This repository contains libraries that build, read and validate SEGLH sample/analysis naming conventions.
The repository provides a python package which can be installed with:
python setup.py install
NB: Use the --user
flag or install into an virtualenv/pipenv if not installing globally.
Any contributions must follow GIT-Flow. Code reviews are mandatory and must be done by a representative of each site implementing the naming scheme.
A full test suite is provided and can be run with pytest -v
. Code formatting must follow recommendations of PEP8. Both requirements are checked automatically via GitHub Actions on pushes to develop
and main
branches
After installation the package can be used to validate the folling naming schemes.

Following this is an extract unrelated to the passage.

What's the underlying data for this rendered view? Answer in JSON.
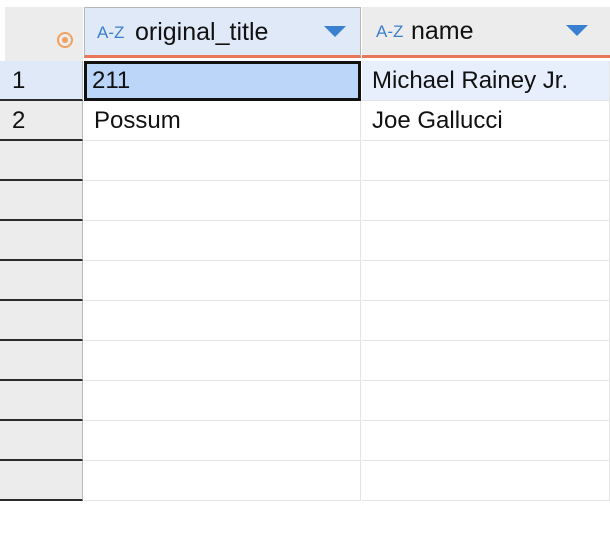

The sample names are structured as follows and can be accessed by the correponding class property.
NGS123_12_382398_P9392B_JD_M_VCP0R33_Pan0000_RJZ_S12_R1_001.realigned.bam
+===== += +===== +===== += + +====== +====== +== +== += +==+=============
| | | | | | | | | | | | |
| | | | | | | | | | | | +- rest (trailing string, optional)
| | | | | | | | | | | +---- stable (not informative, optional)
| | | | | | | | | | +------- readnumber (optional)
| | | | | | | | | +----------- samplesheetindex (optional)
| | | | | | | | +--------------- ods (ODS code, optional)
| | | | | | | +----------------------- panelnumber (Pan Number)
| | | | | | +------------------------------- panelname (Human readable Pan number)
| | | | | +--------------------------------- sex (optional)
| | | | +------------------------------------ initials (secondary identifier, optional)
| | | +------------------------------------------- id2 (secondary identifier, optional)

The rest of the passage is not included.